The East Ridge City Council voted to adopt Ordinance 1245 on second reading, creating a new chapter in the municipal code to regulate mobile food vending across the city.
The ordinance establishes two paths for mobile food operations: (1) vending in designated overlay districts that the council may approve on a case-by-case basis, and (2) operation on private property under a special-event permit (limited to two days per property per year). The council added an effectiveness/phase-in provision so applications and permits obtained on or before December 31, 2026, will be treated as valid for the initial transition period.
City planning staff said the rules are intended to allow food-truck activity while addressing concerns about stationary operations and compatibility with existing leases and contracts. Planning staff explained the overlay path lets the council and administration tailor rules for particular properties; the special-event path is intended for occasional on-site vending.
Vice Mayor Tyler, who moved the motion with the phase-in language, said the December 31 date gives existing operators time to honor current agreements: "permits are obtained on or before December 31st, 2026." The council took that approach after hearing that some sites, including the soccer/entertainment venue referenced during the discussion, already have vendor arrangements staff did not want to disrupt.

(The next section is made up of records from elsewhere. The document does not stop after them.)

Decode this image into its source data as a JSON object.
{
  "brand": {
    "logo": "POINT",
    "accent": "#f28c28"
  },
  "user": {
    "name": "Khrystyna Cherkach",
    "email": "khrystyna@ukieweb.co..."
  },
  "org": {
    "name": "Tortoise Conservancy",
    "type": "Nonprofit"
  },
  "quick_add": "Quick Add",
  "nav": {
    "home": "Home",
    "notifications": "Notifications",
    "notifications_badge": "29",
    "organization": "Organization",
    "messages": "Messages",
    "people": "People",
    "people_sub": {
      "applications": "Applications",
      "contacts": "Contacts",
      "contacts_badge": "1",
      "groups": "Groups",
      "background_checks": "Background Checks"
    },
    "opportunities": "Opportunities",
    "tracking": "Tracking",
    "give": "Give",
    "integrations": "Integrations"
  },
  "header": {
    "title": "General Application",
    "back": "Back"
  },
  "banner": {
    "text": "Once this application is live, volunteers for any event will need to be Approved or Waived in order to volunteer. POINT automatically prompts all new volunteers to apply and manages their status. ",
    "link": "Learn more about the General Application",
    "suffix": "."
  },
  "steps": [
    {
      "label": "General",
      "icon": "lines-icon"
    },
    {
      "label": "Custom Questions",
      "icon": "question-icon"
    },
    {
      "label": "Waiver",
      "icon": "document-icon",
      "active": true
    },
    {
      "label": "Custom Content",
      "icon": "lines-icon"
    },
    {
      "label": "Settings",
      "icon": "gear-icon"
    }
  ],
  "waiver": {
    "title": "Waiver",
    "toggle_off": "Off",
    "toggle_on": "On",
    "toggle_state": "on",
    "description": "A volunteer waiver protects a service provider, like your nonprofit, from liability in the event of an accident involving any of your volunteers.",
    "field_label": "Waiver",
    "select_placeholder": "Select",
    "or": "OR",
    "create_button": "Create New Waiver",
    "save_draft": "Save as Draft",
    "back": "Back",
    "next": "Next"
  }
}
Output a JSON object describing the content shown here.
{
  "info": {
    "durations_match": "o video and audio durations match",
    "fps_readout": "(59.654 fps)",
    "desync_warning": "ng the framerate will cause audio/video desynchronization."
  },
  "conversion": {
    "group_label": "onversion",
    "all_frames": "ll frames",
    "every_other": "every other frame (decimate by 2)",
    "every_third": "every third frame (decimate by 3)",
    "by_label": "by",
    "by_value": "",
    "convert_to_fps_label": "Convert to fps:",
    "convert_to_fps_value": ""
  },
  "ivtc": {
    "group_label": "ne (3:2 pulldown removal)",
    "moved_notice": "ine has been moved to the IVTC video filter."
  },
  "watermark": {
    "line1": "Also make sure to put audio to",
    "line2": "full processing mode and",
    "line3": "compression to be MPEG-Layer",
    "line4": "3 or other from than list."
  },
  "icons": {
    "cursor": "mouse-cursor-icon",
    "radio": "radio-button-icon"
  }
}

Debate focused on how the city will ensure sales-tax revenue from vendor activity is captured by East Ridge. Council member Kaggel raised the concern that border-region vendors and out-of-jurisdiction licenses can divert sales tax; he proposed a token or promoter-managed system. City Attorney Mark Lynchford and other council members responded that the city should evaluate existing venue systems as models and address specific tax-capture procedures when overlay applicants come forward rather than mandate a single token system in the ordinance.
The ordinance passed on a roll-call vote: Vice Mayor Tyler — yes; Council member Kaggel — abstain; Council member Wit — yes; Mayor Williams — yes. The motion and amendment were recorded as the council directed staff to prepare application forms for overlay approvals and to apply the December 31, 2026, phase-in.
What happens next: Staff said they will prepare overlay-application materials and special-event permit forms and bring implementation details to the council as individual overlay requests arise. The ordinance sets the regulatory framework but leaves specific enforcement and sales-tax-capture mechanics to later administrative processes.
Votes at a glance: Ordinance 1245 — Adopted (yes 3; abstain 1).